In 2014, NASA discovered an Earth-like planet in the “nearby” solar system, Kepler.
Kepler-186f, the so called Earth’s cousin, is approximately 490 light-years from Earth in the Cygnus constellation.
The planet is within the circumstellar habitable zone, also known as the Goldilocks zone, meaning the region around a star (sun) within which planetary-mass objects with sufficient atmospheric pressure can support liquid water at their surfaces.
According to NASA, while planets have previously been found in the habitable zone, they are all at least 40% larger in size than Earth and understanding their makeup is challenging. Kepler-186F is more reminiscent of Earth.
Kepler-186F is closer to its sun in relation to Earth, making its year about 130 days long.
Its average surface temperature, however, is considered to be close to earth’s, due to the lower luminosity of its star.
Astronomers believe that its orbit is high enough to escape gravitational locking (tidal locking), thus allowing it to self-rotate, although in a much slower way than Earth does. This means that its days and nights probably last for weeks or maybe even months.

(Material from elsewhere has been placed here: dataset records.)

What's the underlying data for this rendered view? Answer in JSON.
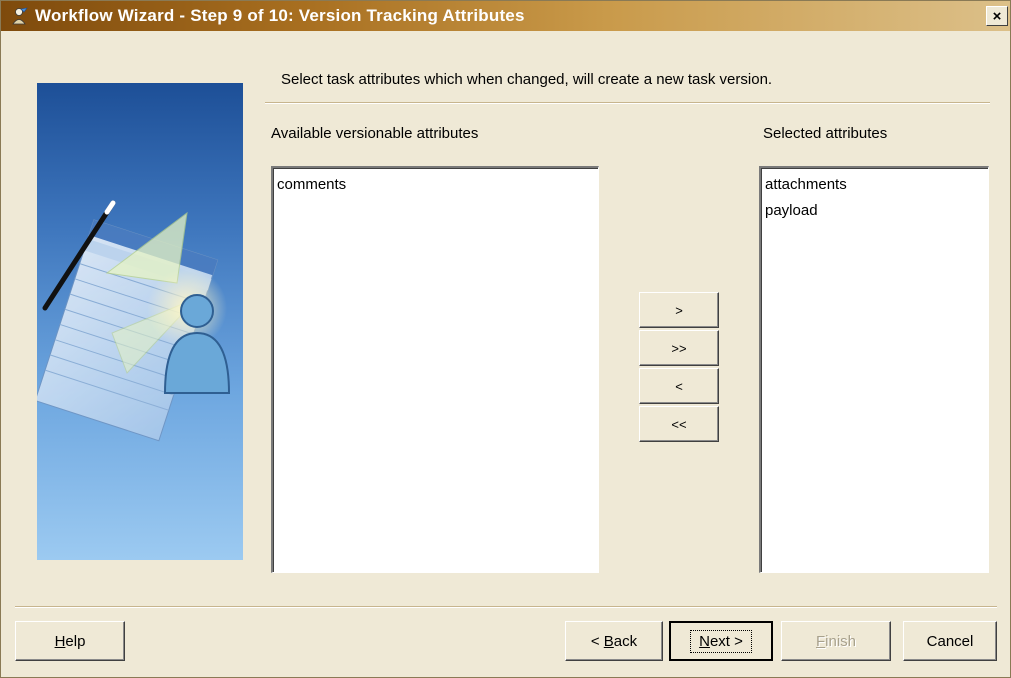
{
  "window": {
    "title": "Workflow Wizard - Step 9 of 10: Version Tracking Attributes",
    "close_label": "×"
  },
  "instruction": "Select task attributes which when changed, will create a new task version.",
  "available": {
    "label": "Available versionable attributes",
    "items": [
      "comments"
    ]
  },
  "selected": {
    "label": "Selected attributes",
    "items": [
      "attachments",
      "payload"
    ]
  },
  "move_buttons": {
    "add": ">",
    "add_all": ">>",
    "remove": "<",
    "remove_all": "<<"
  },
  "footer": {
    "help": {
      "mnemonic": "H",
      "rest": "elp"
    },
    "back": {
      "prefix": "< ",
      "mnemonic": "B",
      "rest": "ack"
    },
    "next": {
      "mnemonic": "N",
      "rest": "ext >"
    },
    "finish": {
      "mnemonic": "F",
      "rest": "inish",
      "enabled": false
    },
    "cancel": "Cancel"
  },
  "colors": {
    "dialog_bg": "#efe9d6",
    "titlebar_start": "#7e4a0c",
    "titlebar_end": "#dcc089"
  }
}
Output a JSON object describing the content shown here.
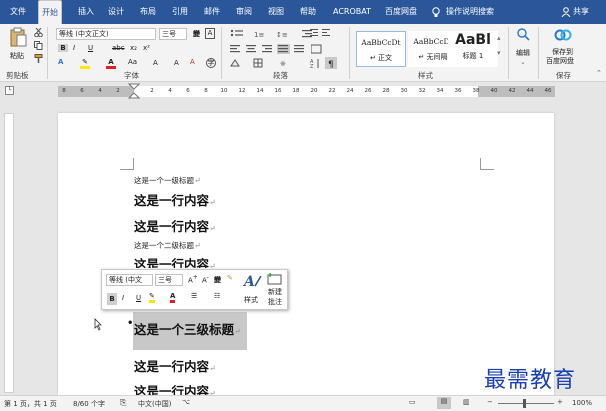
{
  "tabs": [
    "文件",
    "开始",
    "插入",
    "设计",
    "布局",
    "引用",
    "邮件",
    "审阅",
    "视图",
    "帮助",
    "ACROBAT",
    "百度网盘"
  ],
  "tell_me": "操作说明搜索",
  "share": "共享",
  "ribbon": {
    "clipboard": {
      "paste": "粘贴",
      "group": "剪贴板"
    },
    "font": {
      "name": "等线 (中文正文)",
      "size": "三号",
      "group": "字体"
    },
    "paragraph": {
      "group": "段落"
    },
    "styles": {
      "group": "样式",
      "items": [
        {
          "preview": "AaBbCcDt",
          "name": "↵ 正文"
        },
        {
          "preview": "AaBbCcDt",
          "name": "↵ 无间隔"
        },
        {
          "preview": "AaBl",
          "name": "标题 1"
        }
      ]
    },
    "editing": {
      "label": "编辑"
    },
    "save": {
      "label1": "保存到",
      "label2": "百度网盘",
      "group": "保存"
    }
  },
  "ruler": {
    "left_ticks": [
      "8",
      "6",
      "4",
      "2"
    ],
    "ticks": [
      "2",
      "4",
      "6",
      "8",
      "10",
      "12",
      "14",
      "16",
      "18",
      "20",
      "22",
      "24",
      "26",
      "28",
      "30",
      "32",
      "34",
      "36",
      "38",
      "40",
      "42",
      "44",
      "46",
      "48"
    ]
  },
  "document": {
    "lines": [
      {
        "text": "这是一个一级标题",
        "kind": "small"
      },
      {
        "text": "这是一行内容",
        "kind": "big"
      },
      {
        "text": "这是一行内容",
        "kind": "big"
      },
      {
        "text": "这是一个二级标题",
        "kind": "small"
      },
      {
        "text": "这是一行内容",
        "kind": "big"
      },
      {
        "text": "这是一个三级标题",
        "kind": "selected"
      },
      {
        "text": "这是一行内容",
        "kind": "big"
      },
      {
        "text": "这是一行内容",
        "kind": "big"
      }
    ],
    "para_mark": "↵"
  },
  "mini_toolbar": {
    "font": "等线 (中文",
    "size": "三号",
    "styles": "样式",
    "new_comment_1": "新建",
    "new_comment_2": "批注"
  },
  "status": {
    "page": "第 1 页，共 1 页",
    "words": "8/60 个字",
    "language": "中文(中国)",
    "zoom": "100%"
  },
  "watermark": "最需教育"
}
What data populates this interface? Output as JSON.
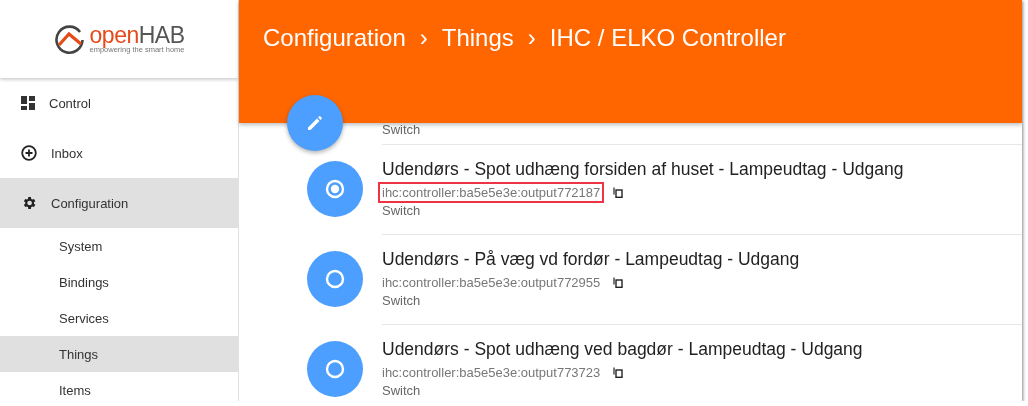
{
  "logo": {
    "word_start": "open",
    "word_end": "HAB",
    "tagline": "empowering the smart home"
  },
  "sidebar": {
    "items": [
      {
        "label": "Control",
        "selected": false
      },
      {
        "label": "Inbox",
        "selected": false
      },
      {
        "label": "Configuration",
        "selected": true,
        "children": [
          {
            "label": "System",
            "selected": false
          },
          {
            "label": "Bindings",
            "selected": false
          },
          {
            "label": "Services",
            "selected": false
          },
          {
            "label": "Things",
            "selected": true
          },
          {
            "label": "Items",
            "selected": false
          }
        ]
      }
    ]
  },
  "header": {
    "breadcrumb": [
      "Configuration",
      "Things",
      "IHC / ELKO Controller"
    ],
    "separator": "›"
  },
  "partial_row": {
    "type": "Switch"
  },
  "things": [
    {
      "title": "Udendørs - Spot udhæng forsiden af huset - Lampeudtag - Udgang",
      "uid": "ihc:controller:ba5e5e3e:output772187",
      "type": "Switch",
      "checked": true,
      "highlighted": true
    },
    {
      "title": "Udendørs - På væg vd fordør - Lampeudtag - Udgang",
      "uid": "ihc:controller:ba5e5e3e:output772955",
      "type": "Switch",
      "checked": false,
      "highlighted": false
    },
    {
      "title": "Udendørs - Spot udhæng ved bagdør - Lampeudtag - Udgang",
      "uid": "ihc:controller:ba5e5e3e:output773723",
      "type": "Switch",
      "checked": false,
      "highlighted": false
    }
  ]
}
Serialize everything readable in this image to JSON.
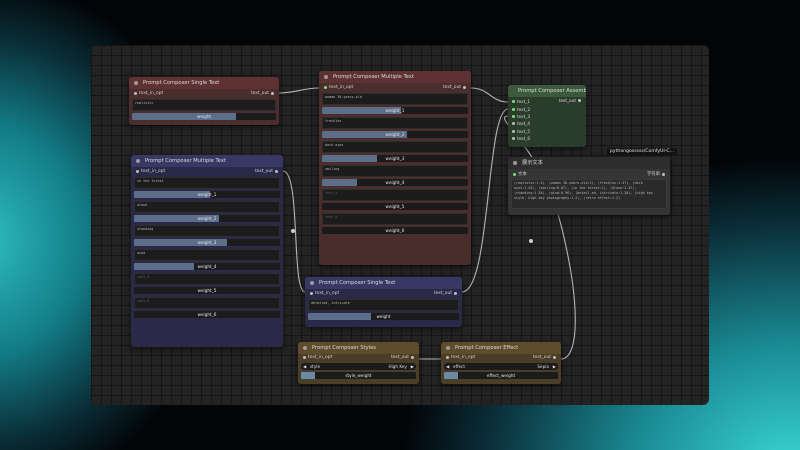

NASA Illustration of the Planets discovered by the Kepler telescope
“We know of just one planet where life exists — Earth. When we search for life outside our solar system we focus on finding planets with characteristics that mimic that of Earth. Finding a habitable zone planet comparable to Earth in size is a major step forward”, said Elisa Quintana, research scientist at the SETI Institute at NASA’s Ames Research Center in Moffett Field, California.